- Developer(s): Free Fall Associates
- Publisher(s): Strategic Simulations
- Designer(s): Jon Freeman Paul Reiche III
- Platform(s): MS-DOS
- Release: 1994
- Genre(s): Turn-based strategy, action
- Mode(s): Single-player, multiplayer

= Archon Ultra =

1994 video game

Archon Ultra is an action-strategy video game developed by Free Fall Associates and published by Strategic Simulations in 1994 for MS-DOS. It is a remake of the 1983 game Archon: The Light and the Dark which was one of the first releases from Electronic Arts.

==Gameplay==
A remake of Archon: The Light and the Dark, Archon Ultra adds updated graphics and sound. New gameplay features include secondary weapons that give all units two unique abilities, and the battle sequences are shown from a diagonal overhead point of view to simulate a third dimension in the battles. The game also has a multiplayer mode via modem.

==Reception==
Computer Gaming World approved of how Ultras new features made the game "worthwhile to players of the original" without "destroy[ing] the balance of the original", and noted the computer opponent's skill in the middlegame and endgame. The magazine concluded that the developers "brought the graphics and sound of Archon up to current standards, and have made minor changes to game play without sacrificing the elements that made the original a classic." PC Gamer (US) reviewed the game with a 76% Final Verdict, saying that the combination of strategy and arcade sequences give Archon Ultra great replay value. Archon Ultra was reviewed in 1994 in Dragon, receiving only 1 out of 5 stars.

James V. Trunzo reviewed Archon Ultra in White Wolf #45 (July, 1994), giving it a final evaluation of "Excellent" and stated that "If you love the strategy and tactics of chess and the excitement of using dragons, trolls, basilisk and banshees, you must rush out and buy Archon Ultra. It's an addictive product that challenges on many levels."

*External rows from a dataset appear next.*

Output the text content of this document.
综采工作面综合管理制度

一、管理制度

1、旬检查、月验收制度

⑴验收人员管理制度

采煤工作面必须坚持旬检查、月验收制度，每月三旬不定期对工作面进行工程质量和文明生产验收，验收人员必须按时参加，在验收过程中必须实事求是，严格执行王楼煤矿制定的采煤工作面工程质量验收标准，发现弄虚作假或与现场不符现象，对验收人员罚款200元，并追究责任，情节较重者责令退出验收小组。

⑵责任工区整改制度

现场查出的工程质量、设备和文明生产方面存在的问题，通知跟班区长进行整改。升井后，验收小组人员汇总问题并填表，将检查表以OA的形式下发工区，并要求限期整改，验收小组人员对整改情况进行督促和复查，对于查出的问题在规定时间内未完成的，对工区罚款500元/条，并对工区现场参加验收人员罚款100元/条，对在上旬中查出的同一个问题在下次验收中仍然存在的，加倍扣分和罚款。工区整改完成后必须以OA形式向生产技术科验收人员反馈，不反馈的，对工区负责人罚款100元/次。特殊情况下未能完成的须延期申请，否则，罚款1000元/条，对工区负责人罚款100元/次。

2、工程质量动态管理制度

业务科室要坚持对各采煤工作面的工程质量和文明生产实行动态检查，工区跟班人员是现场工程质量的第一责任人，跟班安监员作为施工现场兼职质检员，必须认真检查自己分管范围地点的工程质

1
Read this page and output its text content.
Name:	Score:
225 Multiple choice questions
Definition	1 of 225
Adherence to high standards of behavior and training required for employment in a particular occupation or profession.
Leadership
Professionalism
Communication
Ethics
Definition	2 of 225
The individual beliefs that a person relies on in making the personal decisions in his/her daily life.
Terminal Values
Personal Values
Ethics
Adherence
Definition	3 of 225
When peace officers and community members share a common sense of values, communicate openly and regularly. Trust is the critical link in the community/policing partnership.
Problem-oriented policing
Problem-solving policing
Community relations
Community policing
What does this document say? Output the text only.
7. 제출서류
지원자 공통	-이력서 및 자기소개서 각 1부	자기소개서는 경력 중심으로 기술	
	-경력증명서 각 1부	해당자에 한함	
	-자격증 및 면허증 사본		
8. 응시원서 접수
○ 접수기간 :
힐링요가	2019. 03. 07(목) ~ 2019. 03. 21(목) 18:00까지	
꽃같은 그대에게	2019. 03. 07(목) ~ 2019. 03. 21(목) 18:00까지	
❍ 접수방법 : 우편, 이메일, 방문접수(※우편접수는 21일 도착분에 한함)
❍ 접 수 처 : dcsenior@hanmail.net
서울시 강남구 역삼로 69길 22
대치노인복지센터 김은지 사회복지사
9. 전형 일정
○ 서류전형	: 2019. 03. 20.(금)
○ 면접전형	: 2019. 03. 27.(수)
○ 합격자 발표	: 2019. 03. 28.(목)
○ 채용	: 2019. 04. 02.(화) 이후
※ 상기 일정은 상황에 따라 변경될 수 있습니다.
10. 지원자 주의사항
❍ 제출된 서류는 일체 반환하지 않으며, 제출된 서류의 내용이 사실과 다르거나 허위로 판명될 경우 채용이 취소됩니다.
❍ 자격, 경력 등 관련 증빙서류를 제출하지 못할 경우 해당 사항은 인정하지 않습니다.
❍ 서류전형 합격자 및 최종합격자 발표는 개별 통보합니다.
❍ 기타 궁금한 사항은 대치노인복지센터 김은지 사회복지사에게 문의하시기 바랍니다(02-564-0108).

TJ Talasmaa was disappointed in a 79% review in Pelit (Issue 1/1994), writing that Free Fall Associates had forgotten "If it's not broken, don't fix it". Compared to the battle mode of the first game, Talasmaa wrote, the pieces moved sluggishly; the new battlefield made some pieces disproportionately powerful, with the introduction of damaging terrain letting "fliers calmly wait over a lava puddle, until a footman dies of boredom or runs into a stray shot;" the third dimension made landing hits inordinately difficult, taking away the tight "shoot-dodge-shoot" combat of the original; and the battlefield, which now zooms in and out similar to Star Control II, would've direly needed borders.